The Embedded Muse 251

Go here to sign up for The Embedded Muse.

The Embedded Muse
Issue Number 251, December 16, 2013
Copyright 2013 The Ganssle Group

Editor: Jack Ganssle, jack@ganssle.com

Jack Ganssle, Editor of The Embedded Muse

You may redistribute this newsletter for noncommercial purposes. For commercial use contact jack@ganssle.com. To subscribe or unsubscribe go to https://www.ganssle.com/tem-subunsub.html or drop Jack an email.

Contents

Editor's Notes
Quotes and Thoughts
Tools and Tips
DMMCheck
RAM Failures
More Funny Products
On Bad Habits
Jobs!
Joke for the Week
Advertise with us
About The Embedded Muse

Editor's Notes

Did you know it IS possible to create accurate schedules? Or that most projects consume 50% of the development time in debug and test, and that it’s not hard to slash that number drastically? Or that we know how to manage the quantitative relationship between complexity and bugs? Learn this and far more at my Better Firmware Faster class, presented at your facility. See https://www.ganssle.com/onsite.htm.

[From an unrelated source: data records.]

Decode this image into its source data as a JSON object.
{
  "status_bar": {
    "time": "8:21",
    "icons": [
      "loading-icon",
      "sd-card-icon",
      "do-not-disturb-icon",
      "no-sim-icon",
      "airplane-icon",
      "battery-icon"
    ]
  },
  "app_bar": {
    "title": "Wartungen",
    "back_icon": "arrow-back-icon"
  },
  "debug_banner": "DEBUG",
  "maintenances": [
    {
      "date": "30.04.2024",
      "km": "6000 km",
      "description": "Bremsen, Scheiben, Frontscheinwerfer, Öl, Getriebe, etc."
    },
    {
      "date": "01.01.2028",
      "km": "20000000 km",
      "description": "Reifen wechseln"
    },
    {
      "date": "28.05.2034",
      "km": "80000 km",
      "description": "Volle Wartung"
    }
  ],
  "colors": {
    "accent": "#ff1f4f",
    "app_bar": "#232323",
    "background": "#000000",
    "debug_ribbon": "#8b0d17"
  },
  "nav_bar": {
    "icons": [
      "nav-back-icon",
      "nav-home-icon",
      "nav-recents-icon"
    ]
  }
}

In my opinion the quality of technical web (and it's all web-based now) magazines is declining, victims of the drive to cut costs. But Altera's System Design at the Leading Edge is different. This issue is packed with useful articles for embedded hardware engineers, and is devoid of marketing fluff. Recommended.

Quotes and Thoughts

"Computer system analysis is like child-rearing; you can do grievous damage, but you cannot ensure success." - Tom DeMarco

Tools and Tips

Please submit neat ideas or thoughts about tools, techniques and resources you love or hate.

DMMCheck

How accurate is your DMM? If you work for a decent-sized company they probably calibrate at least some of the test equipment every year. But many others never check calibration. Buy a meter off eBay and you have no idea if reads accurately.

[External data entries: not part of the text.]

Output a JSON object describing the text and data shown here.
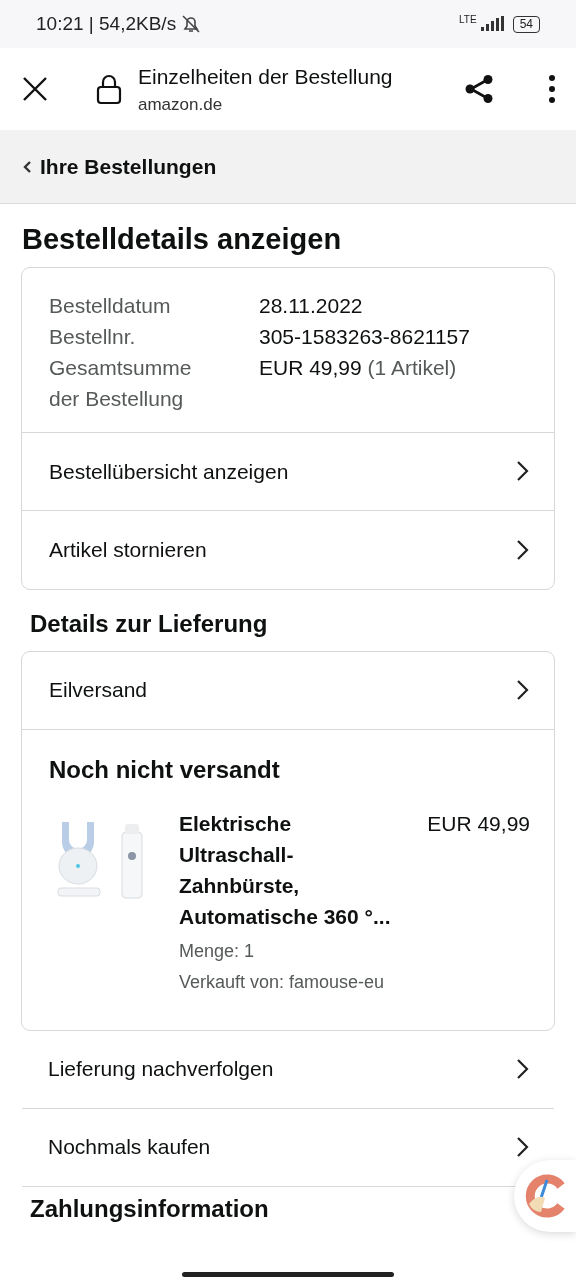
{
  "status_bar": {
    "time": "10:21 | 54,2KB/s",
    "network": "LTE",
    "battery": "54"
  },
  "browser": {
    "title": "Einzelheiten der Bestellung",
    "domain": "amazon.de"
  },
  "breadcrumb": "Ihre Bestellungen",
  "heading": "Bestelldetails anzeigen",
  "order_summary": {
    "fields": [
      {
        "label": "Bestelldatum",
        "value": "28.11.2022"
      },
      {
        "label": "Bestellnr.",
        "value": "305-1583263-8621157"
      },
      {
        "label": "Gesamtsumme der Bestellung",
        "value": "EUR 49,99",
        "note": "(1 Artikel)"
      }
    ],
    "links": [
      "Bestellübersicht anzeigen",
      "Artikel stornieren"
    ]
  },
  "delivery": {
    "heading": "Details zur Lieferung",
    "shipping": "Eilversand",
    "status": "Noch nicht versandt",
    "item": {
      "kind": "picture",
      "title": "Elektrische Ultraschall-Zahnbürste, Automatische 360 °...",
      "price": "EUR 49,99",
      "quantity": "Menge: 1",
      "seller": "Verkauft von: famouse-eu"
    }
  },
  "actions": [
    "Lieferung nachverfolgen",
    "Nochmals kaufen"
  ],
  "next_heading": "Zahlungsinformation"
}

I recently came across the Voltagestandard web site which offers a number of low-cost references and ordered one of their DMMCheck devices. The specs are amazing considering the price:

5.000 volt output reference, accurate to 0.01% +/- 500 µV
1.000 mA reference, accurate to 0.1% +/- 1 µA
Three 0.1% resistors: 1K, 10K and 100k

The unit runs off an included 9 V battery.

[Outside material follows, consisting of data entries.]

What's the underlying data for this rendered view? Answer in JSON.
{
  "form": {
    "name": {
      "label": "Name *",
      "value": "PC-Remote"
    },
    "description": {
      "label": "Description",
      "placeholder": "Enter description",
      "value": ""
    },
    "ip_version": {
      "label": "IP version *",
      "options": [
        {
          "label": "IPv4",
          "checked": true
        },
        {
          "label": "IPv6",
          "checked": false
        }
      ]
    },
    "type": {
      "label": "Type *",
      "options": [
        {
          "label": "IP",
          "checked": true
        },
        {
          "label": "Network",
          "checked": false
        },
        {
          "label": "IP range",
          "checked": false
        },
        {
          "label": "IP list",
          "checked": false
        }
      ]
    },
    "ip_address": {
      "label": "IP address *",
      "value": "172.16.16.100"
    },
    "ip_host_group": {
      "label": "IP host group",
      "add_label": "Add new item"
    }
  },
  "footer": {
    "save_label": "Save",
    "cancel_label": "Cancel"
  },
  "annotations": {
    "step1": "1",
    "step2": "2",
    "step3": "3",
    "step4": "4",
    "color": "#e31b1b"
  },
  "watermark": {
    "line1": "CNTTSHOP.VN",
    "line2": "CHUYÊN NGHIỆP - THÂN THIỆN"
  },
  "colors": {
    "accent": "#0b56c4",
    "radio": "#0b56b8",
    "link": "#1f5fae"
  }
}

It comes with a calibration certificate, and its accuracy is guaranteed for six months. For the first two years recals are free (user pays shipping) and after that it's $5. The vendor checks each unit against an 8.5 digit DMM that is recalibrated every year.

Calibration certificate for the DMMCheck

Calibration certificate.

Dmmcheck

The DMMCheck's 5.000 volt output.

Obviously, this unit provides only a few fixed values and doesn't substitute sending your DMM to a cal lab, but at $35 (for 25 PPM resistors; add $4 for 10 PPM) it's a bargain for those who don't get regular meter calibrations.

RAM Failures

A very recent paper with the unusual title The Feng Shui of Supercomputer Memory (you have to have access to the ACM Digital Library to get this) looks at DRAM (DDR3) and SRAM failures. This very interesting study shows that SRAMs experience transient (e.g., induced by cosmic rays) failures hundreds of times more frequently than hard failures. For SRAM in L2 caches a computer at 875 feet of elevation had 77 times more transient errors (single event upsets, or SEUs) than permanent ones. Another at 7,500 feet raised that rate to 441 times. Both machines were of similar design and used identical SRAM.

An obvious question is "what was the failure rate in absolute terms." The paper is silent about this. A lot of studies have used neutron sources to cause SEUs, but it's hard to see how that translates to a system running in the real world. The 1996 paper Single Event Upset at Ground Level by Eugene Normand summarizes a lot of unpublished data. It seems SRAMs of that era experienced SEUs at ground level at a rate of about 2 x 10**-12/bit-hr. That's within an order of magnitude of the data Xilinx has published for the SRAMs in their FPGAs.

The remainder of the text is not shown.